Armed with 30 years of hits and a successful "best of" album released last year, Diesel was keen to try something different.
The much-loved Australian singer and songwriter otherwise known as Mark Lizotte is a creative soul who can never quite turn off the urge to write lyrics and hooks.
In fact, he even has a portable "studio" that he takes with him on the road and can set up wherever he happens to be.
"The last records before this, one was a covers album - Americana - and that was my favourite American folk and rock and blues songs," he told LIVE.
"After that it was greatest hits time. It had been 30 years since the first Diesel release, so the timing was right.
"Diesel 30 took up space on the runway then took off last year around October, and since then I've had some free headspace to come up with some stuff that's been germinating for a while."
The title is the inspiration. I like the juxtaposition of a romantic word like sunset mixed with suburbia which is always said with such treachery and drudgery. Suburbia is extraordinary.

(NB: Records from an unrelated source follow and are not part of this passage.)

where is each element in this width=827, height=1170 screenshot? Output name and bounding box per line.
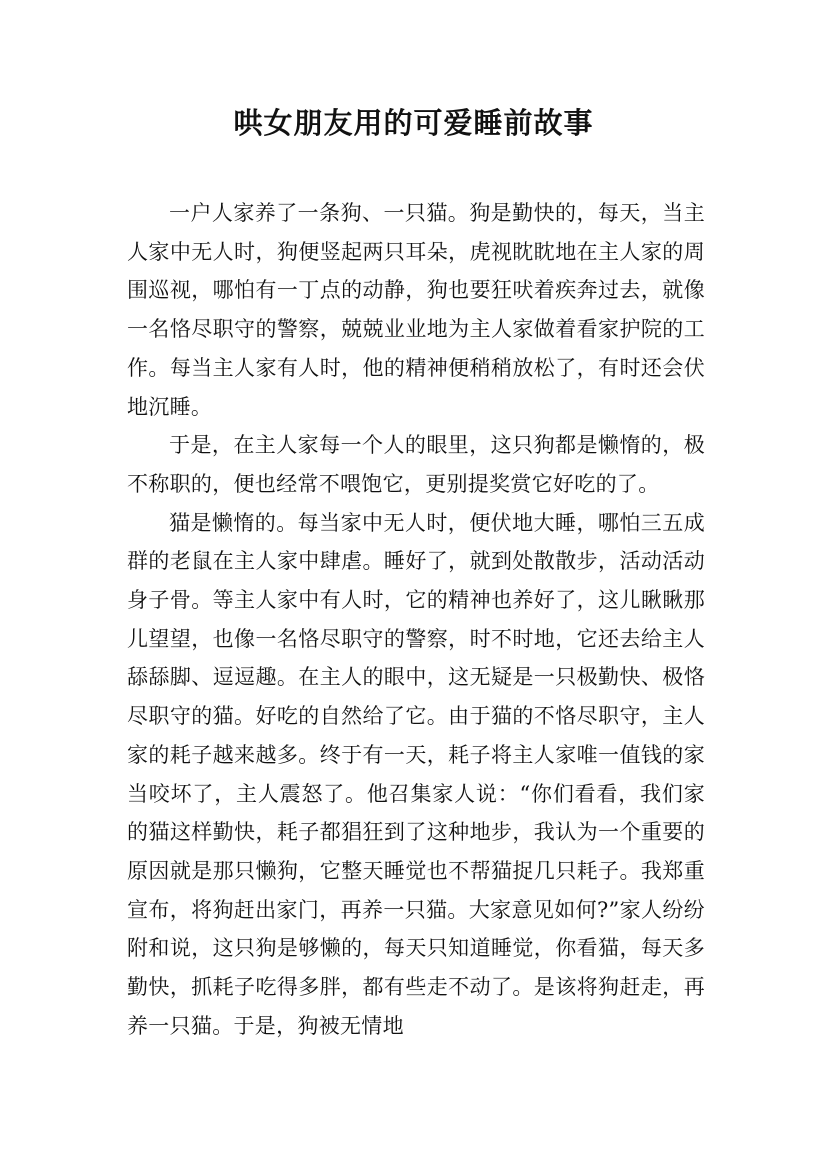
document-title: 哄女朋友用的可爱睡前故事 (233, 106, 594, 140)
paragraph-2: 于是，在主人家每一个人的眼里，这只狗都是懒惰的，极不称职的，便也经常不喂饱它，更别提奖赏它好吃的了。 (127, 433, 705, 496)
document-body (127, 194, 705, 1045)
paragraph-3: 猫是懒惰的。每当家中无人时，便伏地大睡，哪怕三五成群的老鼠在主人家中肆虐。睡好了，就到处散散步，活动活动身子骨。等主人家中有人时，它的精神也养好了，这儿瞅瞅那儿望望，也像一名恪尽职守的警察，时不时地，它还去给主人舔舔脚、逗逗趣。在主人的眼中，这无疑是一只极勤快、极恪尽职守的猫。好吃的自然给了它。由于猫的不恪尽职守，主人家的耗子越来越多。终于有一天，耗子将主人家唯一值钱的家当咬坏了，主人震怒了。他召集家人说：“你们看看，我们家的猫这样勤快，耗子都猖狂到了这种地步，我认为一个重要的原因就是那只懒狗，它整天睡觉也不帮猫捉几只耗子。我郑重宣布，将狗赶出家门，再养一只猫。大家意见如何?”家人纷纷附和说，这只狗是够懒的，每天只知道睡觉，你看猫，每天多勤快，抓耗子吃得多胖，都有些走不动了。是该将狗赶走，再养一只猫。于是，狗被无情地 (127, 510, 705, 1038)
paragraph-1: 一户人家养了一条狗、一只猫。狗是勤快的，每天，当主人家中无人时，狗便竖起两只耳朵，虎视眈眈地在主人家的周围巡视，哪怕有一丁点的动静，狗也要狂吠着疾奔过去，就像一名恪尽职守的警察，兢兢业业地为主人家做着看家护院的工作。每当主人家有人时，他的精神便稍稍放松了，有时还会伏地沉睡。 (127, 201, 705, 419)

I mean, we have such space in this country and we all bunch together.Diesel
And so the Sunset Suburbia project was born: a trilogy of EPs leading into an album in 2020.
"There's so much music coming out these days, it's almost like you put something out and it makes a bit of a blip and you've got nothing else to talk about for a while, you know? So we thought we'd do a slow release instead," he explained.
"The title is the inspiration. I like the juxtaposition of a romantic word like sunset mixed with suburbia which is always said with such treachery and drudgery.
"Sunset and suburbia is a real contradiction. Suburbia is extraordinary. I mean, we have such space in this country and we all bunch together."
The EP concept enabled him to act on ideas that had been "sitting in the memory bank for a long time" and, in turn, unearthed some interesting anecdotes from the past.
"On the first EP there is a song called By The Scars which is about when I was 14 and 15 and started feeling a big shift. It was that time when you're in that secure little nest of the home and you start venturing out and experiencing things and the world is a little bit scary but exciting at the same time.
"A lot of things happened at that time. I lost my virginity. I had two guys with balaclavas point a shotgun at me at a gas station. It's about that time you basically realise the world isn't as safe as you thought."
In typical Diesel fashion, though, the songs are not chronological or biographical stories. He says his style has always been "more abstract than that".
"Suburbia has always held a strange fascination for me," he said.
"I remember designer cul-de-sacs strewn with shotgun shells in Chandler, Arizona; little vignettes of skateboarding around closed service stations on weekends in Perth; some guy in the hot tub in his backyard where I'm riding my bike over the rail overpass in Sydney.
"I love going into where people live - the sights, the smells, the little repetitive things that make their world. It's kind of a bittersweet thing but it's the stuff of life and it has a way of making songs."
He didn't do any demos in preparation for the EPs, either.
"The songs are literally things that I have been playing with on the guitar, maybe never got past the first chorus, and I was like 'OK, I'll finish that one day'," he explained.
"Don Walker has got a song that he's been working on for 20-something years apparently, I was told the other day. I found that extraordinary. I'm way too impatient for that.
"On the other hand, I have really enjoyed [recording the EPs] as it elongates the recording process, allowing each EP to take on a uniqueness. I've always been a bit bummed when getting to the end of making a record, and this in a way delays gratification - making three mini albums on the way to an LP."
On his current tour he will be playing songs from all three Sunset Suburbia EPs, plus hits and fan favourites spanning his 30 years of music making.
"Sorting through all the songs, it's brought a few to light that we haven't really played. I was like 'Gee, I forgot about that one'," he said, laughing.
"You can definitely feel the audience appreciation for us playing songs that they are familiar with.
"I've had so many singles, the challenge is fitting it all into 90 or 100 minutes - which is usually longer than I am supposed to play.
"I tend to do that, though, to give people what they want.
"Bruce Springsteen can play for four hours and it doesn't feel like it. Maybe in another 15 years I can achieve that."